At this point I can’t imagine wearing “outside clothes” and getting on a GO Train with a thousand other people – would we all be required to wear masks? Would it be 1 person to a set of seats? How do you social distance when you are elbow-to-elbow for 40 minutes each way?

Life will never return to the “old normal”. No one knows what the future will hold, is what people used to say.

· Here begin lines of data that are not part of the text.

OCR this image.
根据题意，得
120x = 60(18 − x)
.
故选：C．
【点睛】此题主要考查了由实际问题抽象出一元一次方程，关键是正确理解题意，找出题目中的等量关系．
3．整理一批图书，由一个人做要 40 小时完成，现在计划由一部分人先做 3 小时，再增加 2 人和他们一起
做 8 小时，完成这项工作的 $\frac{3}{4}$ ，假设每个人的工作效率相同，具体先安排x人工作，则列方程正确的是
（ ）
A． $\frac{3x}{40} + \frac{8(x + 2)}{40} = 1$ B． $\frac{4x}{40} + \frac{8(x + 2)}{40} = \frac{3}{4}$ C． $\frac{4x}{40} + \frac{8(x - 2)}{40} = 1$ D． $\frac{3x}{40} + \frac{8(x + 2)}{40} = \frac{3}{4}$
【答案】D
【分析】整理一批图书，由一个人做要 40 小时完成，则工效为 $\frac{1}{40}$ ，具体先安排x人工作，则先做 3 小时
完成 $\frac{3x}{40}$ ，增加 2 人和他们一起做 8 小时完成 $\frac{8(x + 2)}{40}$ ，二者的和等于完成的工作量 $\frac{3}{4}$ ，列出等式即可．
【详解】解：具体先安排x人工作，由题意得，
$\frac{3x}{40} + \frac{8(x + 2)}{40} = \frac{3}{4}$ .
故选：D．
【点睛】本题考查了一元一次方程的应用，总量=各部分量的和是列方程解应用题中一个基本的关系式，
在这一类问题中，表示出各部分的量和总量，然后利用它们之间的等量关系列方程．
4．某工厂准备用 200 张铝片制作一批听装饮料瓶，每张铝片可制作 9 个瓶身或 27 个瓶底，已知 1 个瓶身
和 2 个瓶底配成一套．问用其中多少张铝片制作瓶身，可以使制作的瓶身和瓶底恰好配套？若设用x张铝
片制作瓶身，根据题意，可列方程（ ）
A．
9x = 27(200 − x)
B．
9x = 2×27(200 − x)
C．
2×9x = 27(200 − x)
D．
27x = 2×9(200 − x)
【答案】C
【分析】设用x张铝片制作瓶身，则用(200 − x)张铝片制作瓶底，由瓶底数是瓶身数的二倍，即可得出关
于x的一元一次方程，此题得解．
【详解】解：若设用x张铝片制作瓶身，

That’s never been truer.  Appreciate what you have, appreciate the work that frontline health workers are risking their lives to do, appreciate all the people doing the everyday things (picking up your garbage, delivering your mail, keeping the lights on, keeping the streets safe) that you just assume operate on their own.

We worry about our families on the east coast, we worry about our friends in New York and other areas of the US. We worry about our jobs, we worry about the economy, we worry that people aren’t following guidelines. We worry that we’re worrying too much, or not enough.

Now that I think about it, I don’t miss my commute at all. Just the communities of friends, family and colleagues that live at either end of it.